By the time the first photo was taken in the late 1930s, the house was owned by Homer R. Feltham, the head of the real estate department for the Springfield Safe Deposit and Trust Company. During the 1940 census, he was earning $4,200 for his yearly salary – a considerable sum at the time – and he lived here with his wife Mildred, their daughters Barbara and Virginia, and his father, William H. Feltham, who owned the William H. Feltham & Son real estate and insurance business. Homer later became the vice president and mortgage officer of the Springfield Institution for Savings, and he and Mildred lived in this house until they sold the property in 1957.

Since then, the house has undergone some exterior changes. The second-floor porch has been enclosed, and many of the Queen Anne-style architectural details are gone, including the scalloped shingles on the second floor, the balustrade on the left side, the dentils above the first and second floors, and the balustrade on the third floor. Overall, though, the house has been well-maintained, and it is now part of the Forest Park Heights Historic District, which was added to the National Register of Historic Places in 1982.
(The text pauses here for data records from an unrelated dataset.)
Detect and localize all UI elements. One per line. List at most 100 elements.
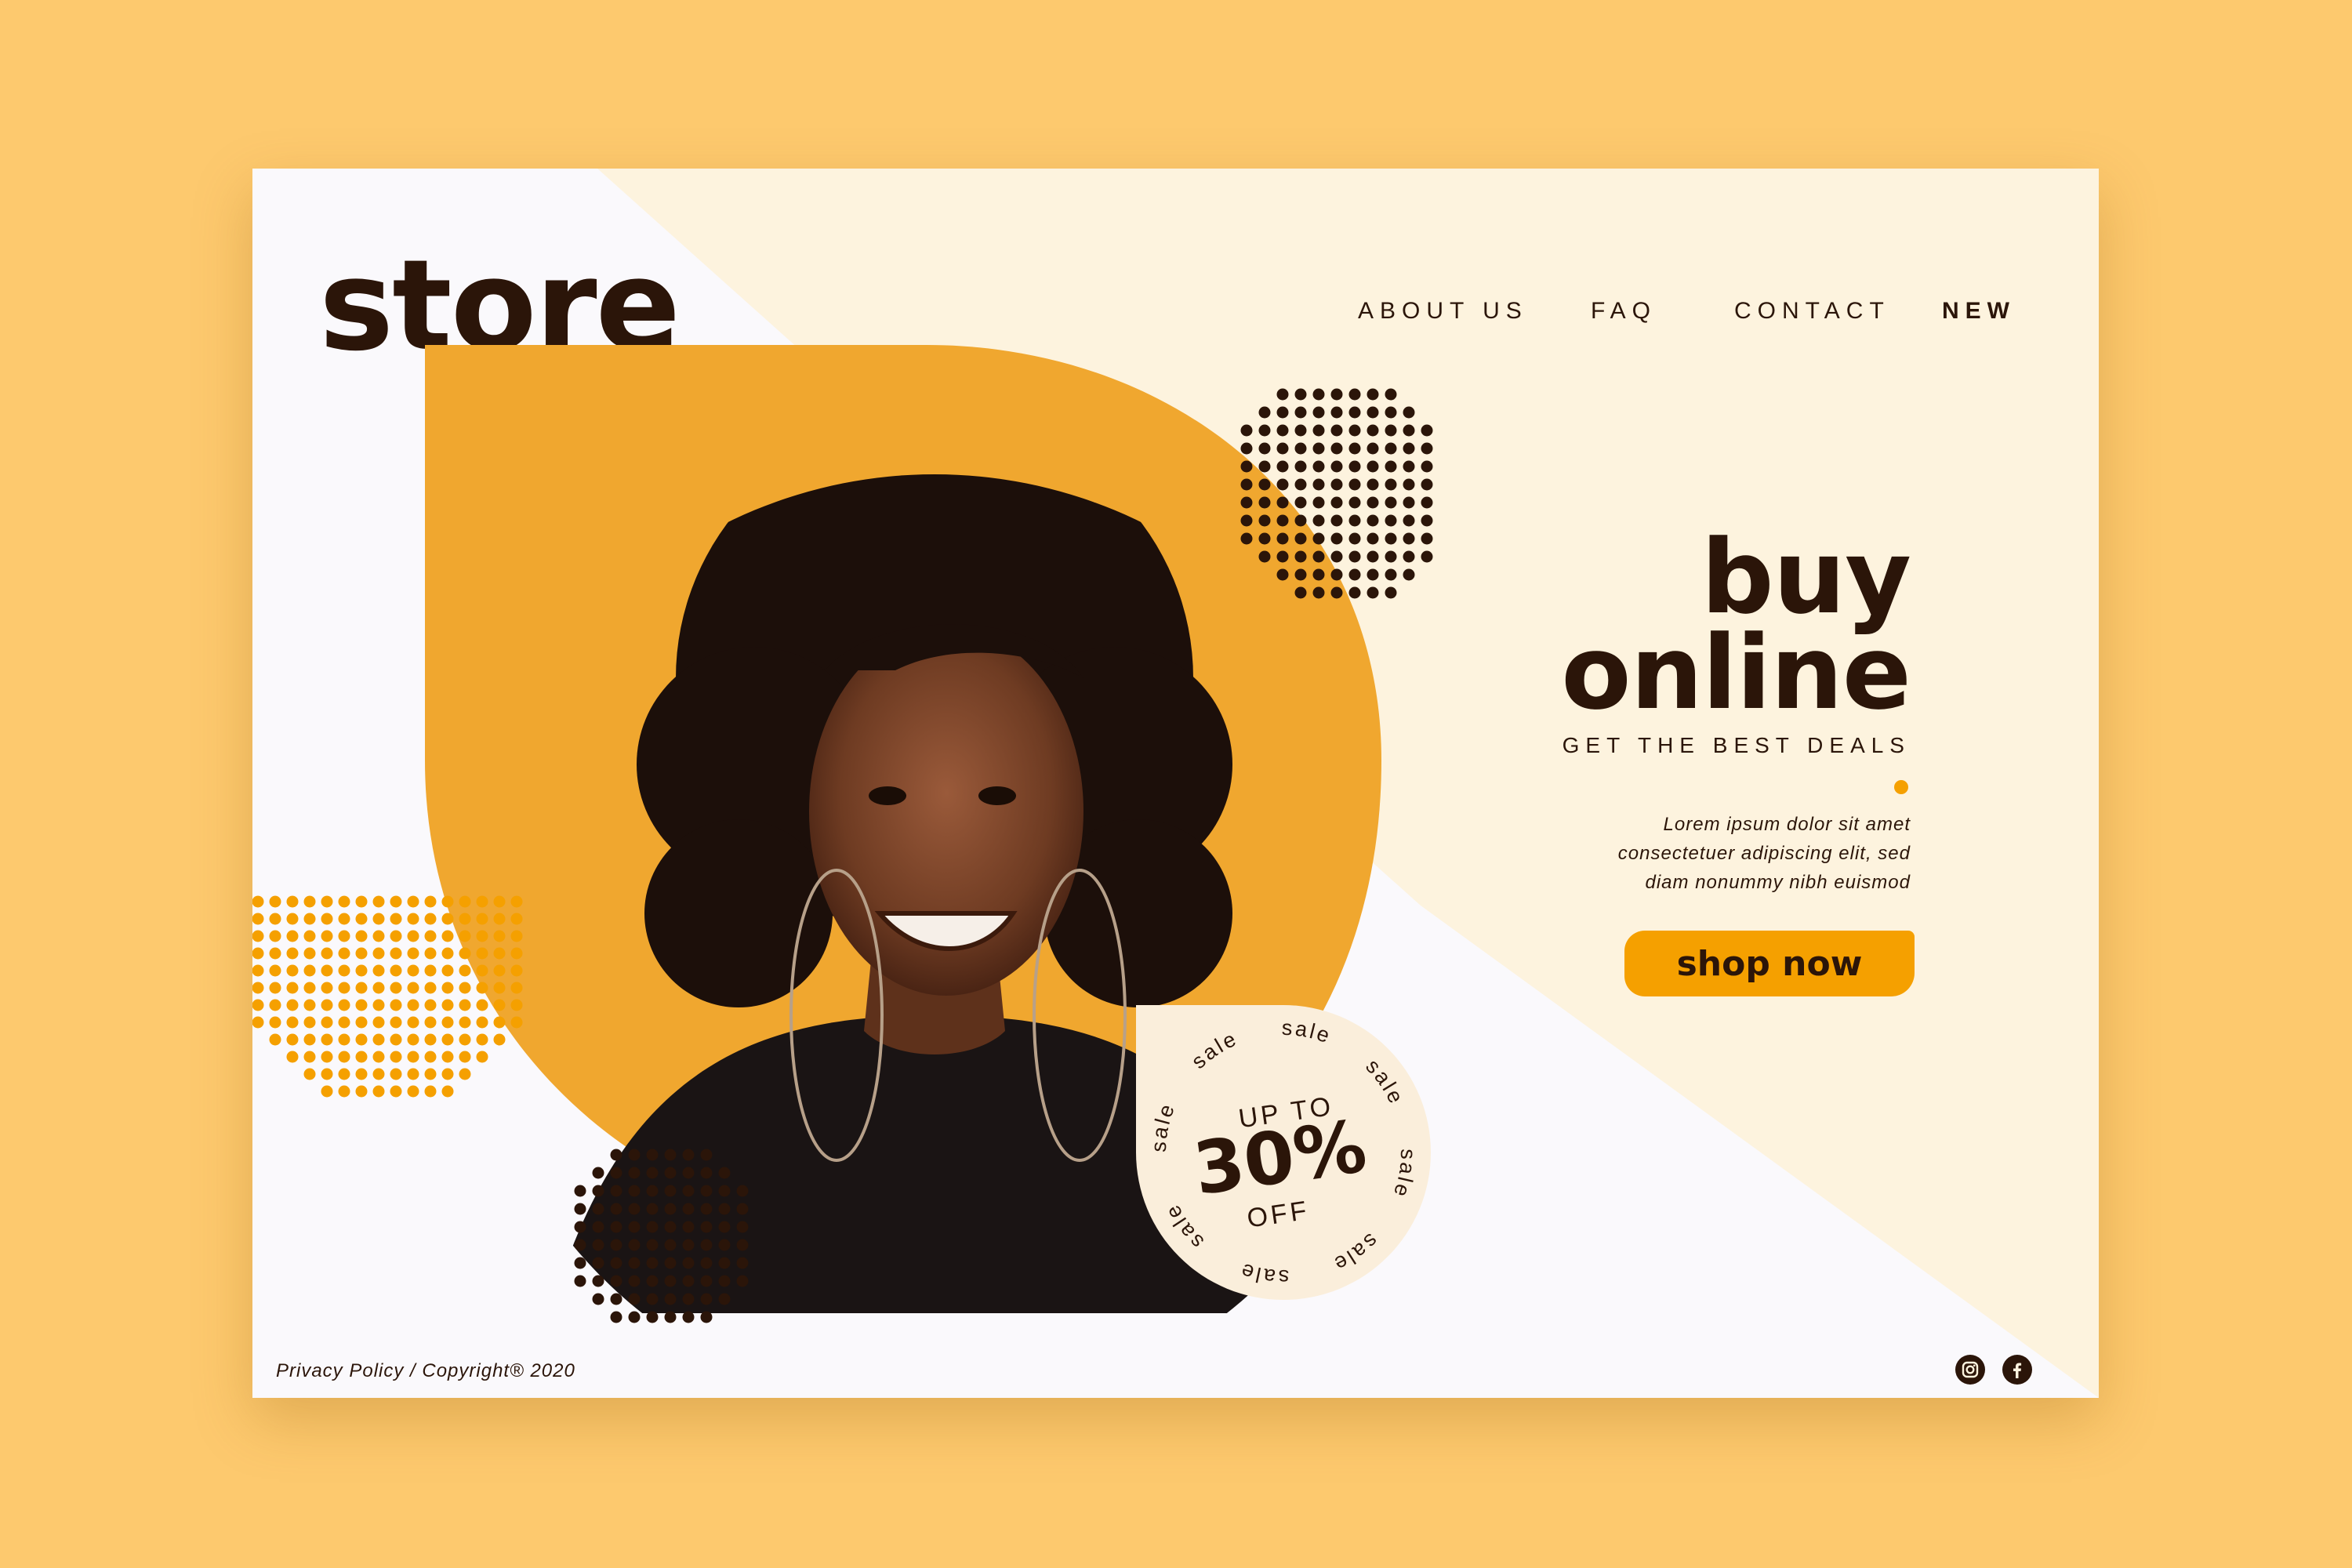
halftone-dot (424, 930, 437, 942)
halftone-dot (321, 913, 333, 925)
halftone-dot (303, 999, 316, 1011)
halftone-dot (1403, 532, 1415, 545)
halftone-dot (407, 1051, 419, 1063)
halftone-dot (424, 964, 437, 977)
halftone-dot (1330, 568, 1343, 581)
halftone-dot (424, 982, 437, 994)
headline: buy online (1561, 517, 1911, 732)
halftone-dot (269, 930, 281, 942)
halftone-dot (372, 1033, 385, 1046)
sale-badge[interactable]: salesale salesale sale sale salesale UP TO 3… (1127, 996, 1440, 1309)
halftone-dot (1312, 550, 1325, 563)
halftone-dot (424, 1033, 437, 1046)
headline-line-2: online (1561, 613, 1911, 732)
halftone-dot (1312, 532, 1325, 545)
halftone-dot (1330, 532, 1343, 545)
halftone-dot (1240, 496, 1253, 509)
halftone-dot (252, 895, 264, 908)
halftone-dot (664, 1221, 677, 1233)
halftone-dot (510, 895, 523, 908)
halftone-dot (700, 1221, 713, 1233)
halftone-dot (592, 1275, 604, 1287)
halftone-dot (1348, 406, 1361, 419)
halftone-dot (303, 913, 316, 925)
halftone-dot (646, 1311, 659, 1323)
halftone-dot (441, 964, 454, 977)
halftone-dot (1403, 550, 1415, 563)
halftone-dot (459, 1016, 471, 1029)
halftone-dot (372, 982, 385, 994)
halftone-dot (1403, 478, 1415, 491)
halftone-dot (1367, 532, 1379, 545)
halftone-dot (1330, 514, 1343, 527)
halftone-dot (1385, 496, 1397, 509)
halftone-dot (1403, 442, 1415, 455)
halftone-dot (286, 999, 299, 1011)
halftone-dot (610, 1293, 622, 1305)
halftone-dot (355, 913, 368, 925)
halftone-dot (1348, 388, 1361, 401)
halftone-dot (269, 964, 281, 977)
footer-legal-links[interactable]: Privacy Policy / Copyright® 2020 (276, 1360, 575, 1382)
halftone-dot (441, 930, 454, 942)
headline-line-1: buy (1700, 517, 1911, 637)
halftone-dot (476, 895, 488, 908)
halftone-dot (628, 1257, 641, 1269)
shop-now-button[interactable]: shop now (1624, 931, 1915, 996)
halftone-dot (700, 1257, 713, 1269)
halftone-dot (574, 1239, 586, 1251)
halftone-dot (355, 1016, 368, 1029)
halftone-dot (664, 1149, 677, 1161)
halftone-dot (1385, 478, 1397, 491)
halftone-dot (269, 1016, 281, 1029)
halftone-dot (372, 1051, 385, 1063)
halftone-dot (510, 947, 523, 960)
description-line-3: diam nonummy nibh euismod (1645, 872, 1911, 893)
halftone-dot (736, 1257, 749, 1269)
halftone-dot (321, 1051, 333, 1063)
halftone-dot (441, 1068, 454, 1080)
halftone-dot (303, 1068, 316, 1080)
facebook-glyph (2013, 1363, 2022, 1378)
halftone-dot (646, 1185, 659, 1197)
halftone-dot (610, 1275, 622, 1287)
halftone-dot (510, 964, 523, 977)
halftone-dot (303, 1033, 316, 1046)
facebook-icon[interactable] (2002, 1355, 2032, 1385)
halftone-dot (1276, 568, 1289, 581)
halftone-dot (700, 1239, 713, 1251)
halftone-dot (459, 1051, 471, 1063)
halftone-dot (476, 982, 488, 994)
halftone-dot (407, 1033, 419, 1046)
halftone-dot (252, 930, 264, 942)
halftone-dot (355, 982, 368, 994)
halftone-dot (493, 1016, 506, 1029)
halftone-dot (1294, 388, 1307, 401)
halftone-dot (269, 1033, 281, 1046)
halftone-dot (592, 1239, 604, 1251)
halftone-dot (1348, 424, 1361, 437)
instagram-icon[interactable] (1955, 1355, 1985, 1385)
halftone-dot (1385, 442, 1397, 455)
halftone-dot (338, 947, 350, 960)
halftone-dot (269, 913, 281, 925)
halftone-dot (321, 1085, 333, 1098)
halftone-dot (1312, 388, 1325, 401)
halftone-dot (718, 1203, 731, 1215)
halftone-dot (1421, 550, 1433, 563)
halftone-dot (1312, 568, 1325, 581)
halftone-dot (628, 1167, 641, 1179)
halftone-dot (1367, 550, 1379, 563)
halftone-dot (493, 999, 506, 1011)
landing-page: store ABOUT US FAQ CONTACT NEW buy onlin… (252, 169, 2099, 1398)
halftone-dot (372, 930, 385, 942)
halftone-dot (252, 947, 264, 960)
halftone-dot (303, 947, 316, 960)
halftone-dot (1385, 568, 1397, 581)
halftone-dot (303, 1016, 316, 1029)
halftone-dot (286, 964, 299, 977)
halftone-dot (1240, 514, 1253, 527)
halftone-dot (1330, 478, 1343, 491)
halftone-dot (424, 1085, 437, 1098)
halftone-dot (1276, 442, 1289, 455)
Charles W. Rannenberg House, Springfield, Mass

The house at 90 Garfield Street in Springfield, around 1938-1939. Image courtesy of the Springfield Preservation Trust.

The house in 2017:

This house was built in 1893, and is among the oldest of the homes in the Forest Park neighborhood, which was developed around the turn of the 20th century as an upscale suburb just to the south of downtown Springfield. It was originally owned by Charles W. Rannenberg, a traveling salesman who lived here with his wife Caroline and their two children, Gertrude and Karl. Gertrude died in 1905, at the age of 22, from diabetes, but the rest of the family continued to live in this house for many years.

Karl married his wife Pauline in 1917, and they lived here with his parents and raised four children of their own: Norma, Karl, Paul, and Arlene. Karl’s mother Caroline died in the 1920s, and Charles died in 1936, only a few years before the first photo was taken, but the rest of the family was still living here as late as 1939, along with Pauline’s mother, Lillie Beaune. However, by the 1940 census they had moved across the street and were renting the house at 77 Garfield Street. They would later purchase that house, and lived there until their deaths in the late 1960s.

Nearly 80 years after the first photo was taken, this house has remained well-preserved, with only a few minor changes. The small porch on the right side is gone, the second-floor porch is now enclosed, and the chimneys have been altered, but otherwise the house retains its original Queen Anne-style appearance. Along with the rest of the neighborhood, this house is now part of the Forest Park Heights Historic District, which was added to the National Register of Historic Places in 1982.